Menina de 12 anos morre após ter pescoço cortado por linha de pipa com cerol

A vítima, identificada como Lorena Lourenço da Silva, estava em uma caminhonete em movimento no momento do acidente

ma menina de 12 anos morreu no último domingo (3) após ser atingida no pescoço por uma linha de pipa na zona rural de Álvares Machado, no interior paulista. O caso mobiliza investigação da Polícia Civil e gerou comoção na comunidade escolar e esportiva da região.
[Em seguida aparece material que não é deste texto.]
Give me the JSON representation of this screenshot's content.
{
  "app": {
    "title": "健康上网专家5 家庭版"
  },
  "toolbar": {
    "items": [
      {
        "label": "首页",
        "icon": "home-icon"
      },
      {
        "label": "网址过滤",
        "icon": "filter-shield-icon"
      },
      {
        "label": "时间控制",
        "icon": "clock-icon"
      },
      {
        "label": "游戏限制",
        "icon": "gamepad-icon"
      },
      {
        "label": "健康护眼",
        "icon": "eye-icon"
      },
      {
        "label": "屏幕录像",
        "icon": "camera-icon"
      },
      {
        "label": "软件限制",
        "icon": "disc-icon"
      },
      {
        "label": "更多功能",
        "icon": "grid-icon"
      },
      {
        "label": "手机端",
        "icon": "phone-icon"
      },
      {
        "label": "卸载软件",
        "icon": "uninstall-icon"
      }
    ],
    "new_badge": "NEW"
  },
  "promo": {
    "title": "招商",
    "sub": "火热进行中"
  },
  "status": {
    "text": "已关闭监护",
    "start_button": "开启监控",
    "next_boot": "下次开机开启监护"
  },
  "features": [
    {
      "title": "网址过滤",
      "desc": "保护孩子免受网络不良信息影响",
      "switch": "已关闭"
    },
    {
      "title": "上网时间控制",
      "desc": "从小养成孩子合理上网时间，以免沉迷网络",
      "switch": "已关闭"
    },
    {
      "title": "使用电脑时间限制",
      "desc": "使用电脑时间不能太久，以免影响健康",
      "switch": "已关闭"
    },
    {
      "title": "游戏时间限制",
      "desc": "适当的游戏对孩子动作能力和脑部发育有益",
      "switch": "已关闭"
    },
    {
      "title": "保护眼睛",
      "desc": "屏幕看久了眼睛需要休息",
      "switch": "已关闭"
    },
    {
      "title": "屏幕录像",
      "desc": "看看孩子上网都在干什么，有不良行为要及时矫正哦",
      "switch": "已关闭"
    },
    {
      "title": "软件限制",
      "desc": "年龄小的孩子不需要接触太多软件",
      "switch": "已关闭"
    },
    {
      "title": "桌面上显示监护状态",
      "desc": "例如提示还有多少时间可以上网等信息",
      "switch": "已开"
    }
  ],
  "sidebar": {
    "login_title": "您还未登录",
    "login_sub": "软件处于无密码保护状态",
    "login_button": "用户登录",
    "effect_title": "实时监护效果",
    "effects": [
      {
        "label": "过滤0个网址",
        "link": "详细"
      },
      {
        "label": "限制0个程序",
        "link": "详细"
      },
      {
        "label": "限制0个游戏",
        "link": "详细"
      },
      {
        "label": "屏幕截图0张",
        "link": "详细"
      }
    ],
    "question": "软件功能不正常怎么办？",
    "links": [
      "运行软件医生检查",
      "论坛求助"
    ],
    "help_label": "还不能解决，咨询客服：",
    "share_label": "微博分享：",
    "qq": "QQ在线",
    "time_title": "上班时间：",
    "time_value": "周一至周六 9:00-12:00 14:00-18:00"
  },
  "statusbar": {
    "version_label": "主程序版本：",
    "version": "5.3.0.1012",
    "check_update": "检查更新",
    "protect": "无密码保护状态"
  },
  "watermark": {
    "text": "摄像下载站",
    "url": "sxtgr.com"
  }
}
Segundo informações das autoridades, a vítima, identificada como Lorena Lourenço da Silva, estava em uma caminhonete em movimento no momento do acidente. Testemunhas relataram que a jovem colocou a cabeça para fora do veículo enquanto o automóvel passava por uma área rural da cidade, quando acabou sendo atingida pela linha.

O impacto provocou um corte profundo no pescoço da menina. Ela chegou a ser socorrida e encaminhada ao Hospital Regional de Presidente Prudente, mas não resistiu aos ferimentos.
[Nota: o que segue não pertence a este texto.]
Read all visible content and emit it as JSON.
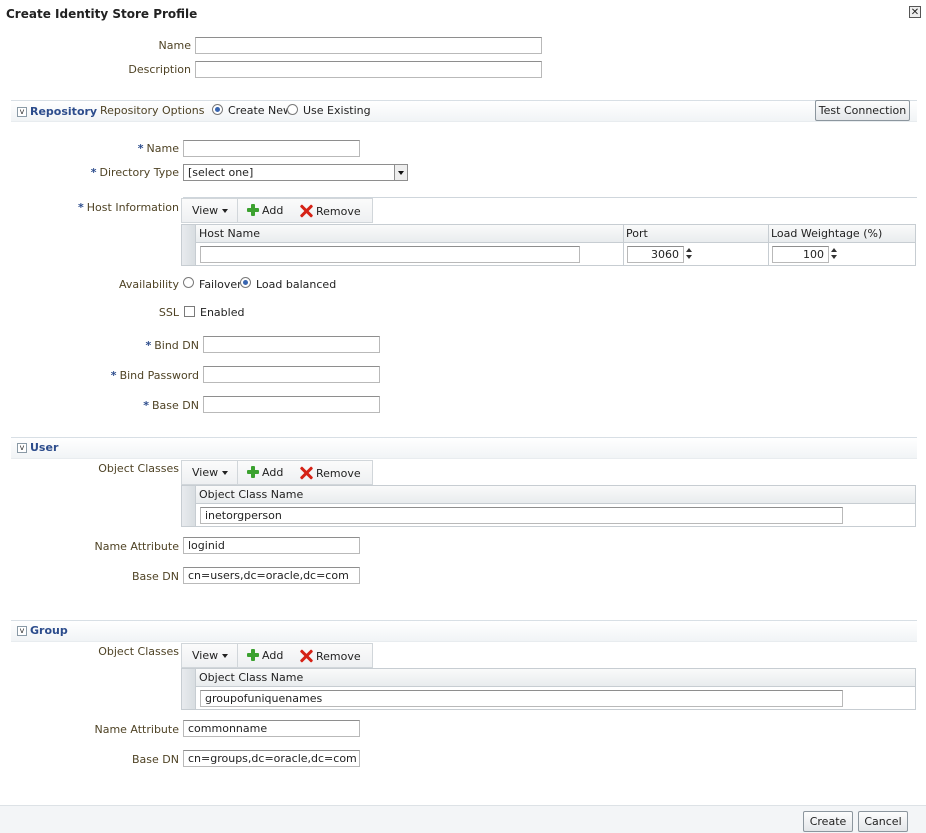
{
  "dialog": {
    "title": "Create Identity Store Profile",
    "close_icon": "close-icon"
  },
  "profile": {
    "name_label": "Name",
    "name_value": "",
    "description_label": "Description",
    "description_value": ""
  },
  "repository": {
    "section_title": "Repository",
    "options_label": "Repository Options",
    "option_create_new": "Create New",
    "option_use_existing": "Use Existing",
    "selected_option": "Create New",
    "test_connection": "Test Connection",
    "name_label": "Name",
    "name_value": "",
    "directory_type_label": "Directory Type",
    "directory_type_value": "[select one]",
    "host_info_label": "Host Information",
    "toolbar": {
      "view": "View",
      "add": "Add",
      "remove": "Remove"
    },
    "host_table": {
      "columns": [
        "Host Name",
        "Port",
        "Load Weightage (%)"
      ],
      "rows": [
        {
          "host_name": "",
          "port": "3060",
          "load": "100"
        }
      ]
    },
    "availability_label": "Availability",
    "availability_failover": "Failover",
    "availability_load_balanced": "Load balanced",
    "availability_selected": "Load balanced",
    "ssl_label": "SSL",
    "ssl_enabled_label": "Enabled",
    "ssl_enabled": false,
    "bind_dn_label": "Bind DN",
    "bind_dn_value": "",
    "bind_password_label": "Bind Password",
    "bind_password_value": "",
    "base_dn_label": "Base DN",
    "base_dn_value": ""
  },
  "user": {
    "section_title": "User",
    "object_classes_label": "Object Classes",
    "toolbar": {
      "view": "View",
      "add": "Add",
      "remove": "Remove"
    },
    "table": {
      "column": "Object Class Name",
      "rows": [
        "inetorgperson"
      ]
    },
    "name_attribute_label": "Name Attribute",
    "name_attribute_value": "loginid",
    "base_dn_label": "Base DN",
    "base_dn_value": "cn=users,dc=oracle,dc=com"
  },
  "group": {
    "section_title": "Group",
    "object_classes_label": "Object Classes",
    "toolbar": {
      "view": "View",
      "add": "Add",
      "remove": "Remove"
    },
    "table": {
      "column": "Object Class Name",
      "rows": [
        "groupofuniquenames"
      ]
    },
    "name_attribute_label": "Name Attribute",
    "name_attribute_value": "commonname",
    "base_dn_label": "Base DN",
    "base_dn_value": "cn=groups,dc=oracle,dc=com"
  },
  "footer": {
    "create": "Create",
    "cancel": "Cancel"
  },
  "required_marker": "*"
}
Durante as diligências, a Polícia Civil apreendeu restos de pipas e linhas com material cortante nas proximidades do local do acidente. Os itens foram recolhidos na segunda-feira (4) e serão submetidos à perícia. A investigação está sob responsabilidade da Delegacia Seccional de Presidente Prudente.
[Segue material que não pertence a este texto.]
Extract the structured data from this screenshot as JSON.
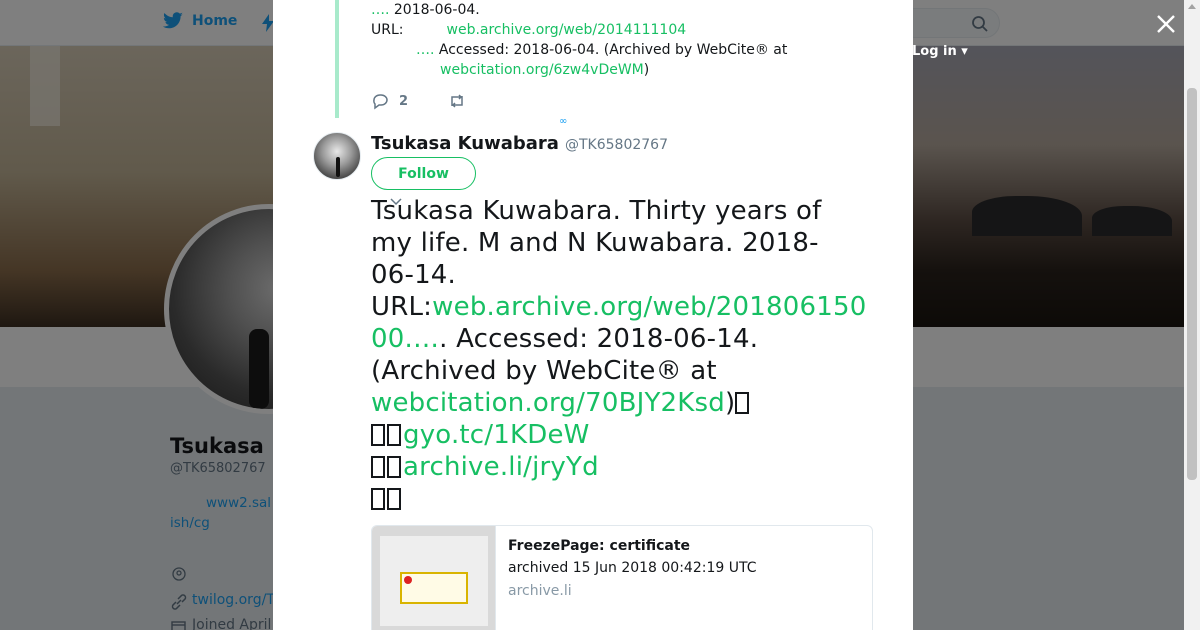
{
  "background": {
    "topbar": {
      "home_label": "Home",
      "login_label": "Log in"
    },
    "profile": {
      "name": "Tsukasa",
      "handle": "@TK65802767",
      "bio_line1": "www2.sal",
      "bio_line2": "ish/cg",
      "link": "twilog.org/T",
      "joined": "Joined April"
    }
  },
  "modal": {
    "previous_tweet": {
      "line1_ellipsis": "….",
      "line1_text": " 2018-06-04.",
      "line2_label": "URL:",
      "line2_link": "web.archive.org/web/2014111104",
      "line3_ellipsis": "….",
      "line3_text": " Accessed: 2018-06-04. (Archived by WebCite® at",
      "line4_link": "webcitation.org/6zw4vDeWM",
      "line4_close": ")",
      "reply_count": "2"
    },
    "tweet": {
      "fullname": "Tsukasa Kuwabara",
      "username": "@TK65802767",
      "follow_label": "Follow",
      "text": {
        "line1": "Tsukasa Kuwabara. Thirty years of",
        "line2": "my life. M and N  Kuwabara. 2018-",
        "line3": "06-14.",
        "line4_label": "URL:",
        "line4_link": "web.archive.org/web/201806150",
        "line5_link": "00.…",
        "line5_text": ".  Accessed: 2018-06-14.",
        "line6": "(Archived by WebCite® at",
        "line7_link": "webcitation.org/70BJY2Ksd",
        "line7_close": ")",
        "line8_link": "gyo.tc/1KDeW",
        "line9_link": "archive.li/jryYd"
      },
      "card": {
        "title": "FreezePage: certificate",
        "description": "archived 15 Jun 2018 00:42:19 UTC",
        "domain": "archive.li"
      }
    }
  },
  "colors": {
    "link_green": "#17bf63",
    "link_blue": "#1da1f2",
    "thread_line": "#a8eacb"
  },
  "icons": [
    "twitter-bird-icon",
    "moments-icon",
    "search-icon",
    "close-icon",
    "reply-icon",
    "retweet-icon",
    "location-icon",
    "link-icon",
    "calendar-icon",
    "caret-down-icon"
  ]
}
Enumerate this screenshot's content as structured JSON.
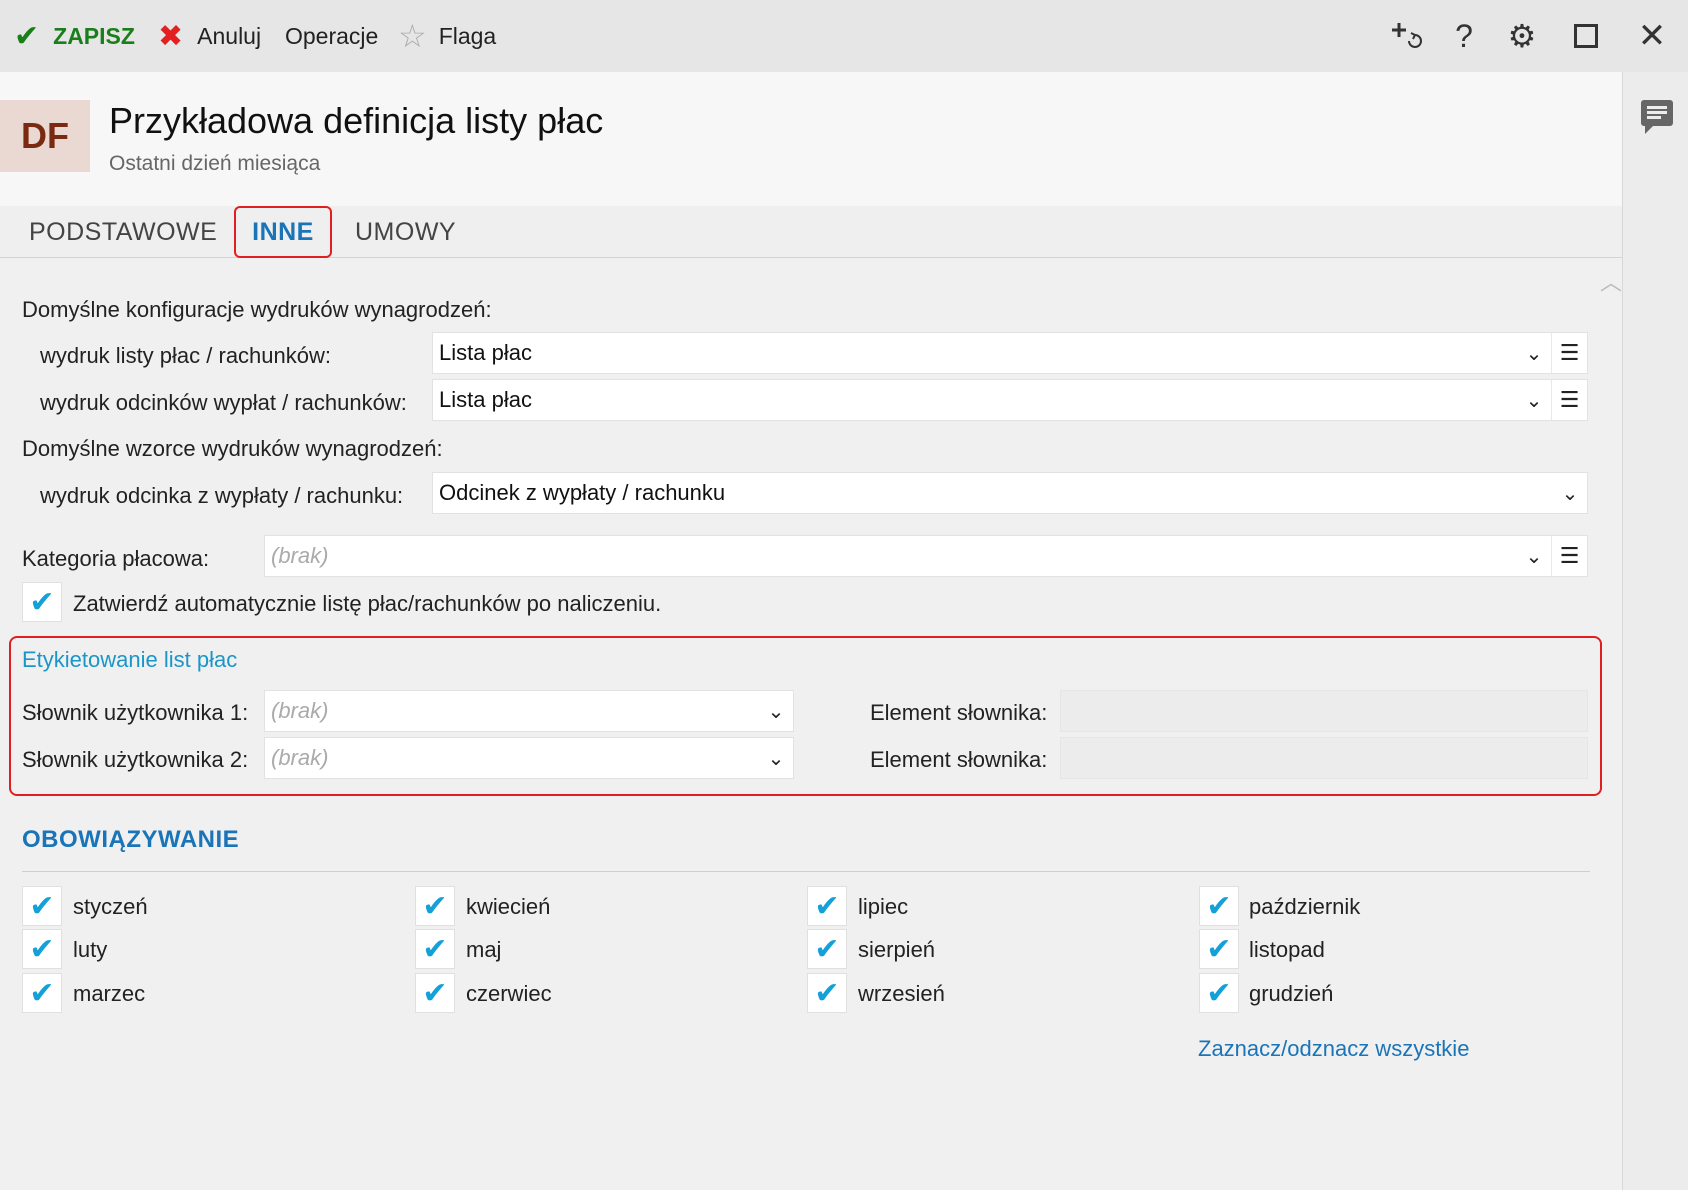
{
  "toolbar": {
    "save": "ZAPISZ",
    "cancel": "Anuluj",
    "operations": "Operacje",
    "flag": "Flaga"
  },
  "header": {
    "avatar": "DF",
    "title": "Przykładowa definicja listy płac",
    "subtitle": "Ostatni dzień miesiąca"
  },
  "tabs": [
    "PODSTAWOWE",
    "INNE",
    "UMOWY"
  ],
  "print_config": {
    "heading": "Domyślne konfiguracje wydruków wynagrodzeń:",
    "payroll_label": "wydruk listy płac / rachunków:",
    "payroll_value": "Lista płac",
    "stubs_label": "wydruk odcinków wypłat / rachunków:",
    "stubs_value": "Lista płac"
  },
  "print_templates": {
    "heading": "Domyślne wzorce wydruków wynagrodzeń:",
    "stub_label": "wydruk odcinka z wypłaty / rachunku:",
    "stub_value": "Odcinek z wypłaty / rachunku"
  },
  "category": {
    "label": "Kategoria płacowa:",
    "placeholder": "(brak)"
  },
  "auto_approve": {
    "label": "Zatwierdź automatycznie listę płac/rachunków po naliczeniu.",
    "checked": true
  },
  "labeling": {
    "title": "Etykietowanie list płac",
    "dict1_label": "Słownik użytkownika 1:",
    "dict1_value": "(brak)",
    "dict2_label": "Słownik użytkownika 2:",
    "dict2_value": "(brak)",
    "element1_label": "Element słownika:",
    "element2_label": "Element słownika:"
  },
  "validity": {
    "title": "OBOWIĄZYWANIE",
    "months": [
      "styczeń",
      "luty",
      "marzec",
      "kwiecień",
      "maj",
      "czerwiec",
      "lipiec",
      "sierpień",
      "wrzesień",
      "październik",
      "listopad",
      "grudzień"
    ],
    "toggle_all": "Zaznacz/odznacz wszystkie"
  },
  "colors": {
    "accent": "#1a74b8",
    "check": "#14a0d8",
    "highlight": "#e02020",
    "save": "#1a7f1a"
  },
  "icons": [
    "checkmark-icon",
    "close-x-icon",
    "star-icon",
    "add-refresh-icon",
    "help-icon",
    "gear-icon",
    "maximize-icon",
    "close-icon",
    "comment-icon",
    "chevron-down-icon",
    "list-menu-icon",
    "chevron-up-icon"
  ]
}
A mãe da vítima não pôde prestar depoimento imediato por estar sob efeito de medicação. Foi requisitado um exame necroscópico junto ao Instituto Médico Legal (IML), enquanto a caminhonete foi apreendida para perícia técnica.

O caso foi registrado como morte suspeita, quando não há indício de crime, e acidental e segue sob investigação da Delegacia de Polícia de Álvares Machado.

Repercussão

A morte da estudante causou forte repercussão na cidade. A Divisão Municipal de Educação de Álvares Machado divulgou nota de pesar, destacando que Lorena era aluna da rede municipal e participava de atividades escolares.

Associação Prudentina de Atletismo (APA), onde a jovem treinava, também se manifestou. Em nota, a entidade expressou solidariedade à família e aos amigos: “Neste momento de dor, a APA, em nome de toda a diretoria, manifesta seus mais sinceros sentimentos e solidariedade aos familiares e amigos da jovem Lorena”.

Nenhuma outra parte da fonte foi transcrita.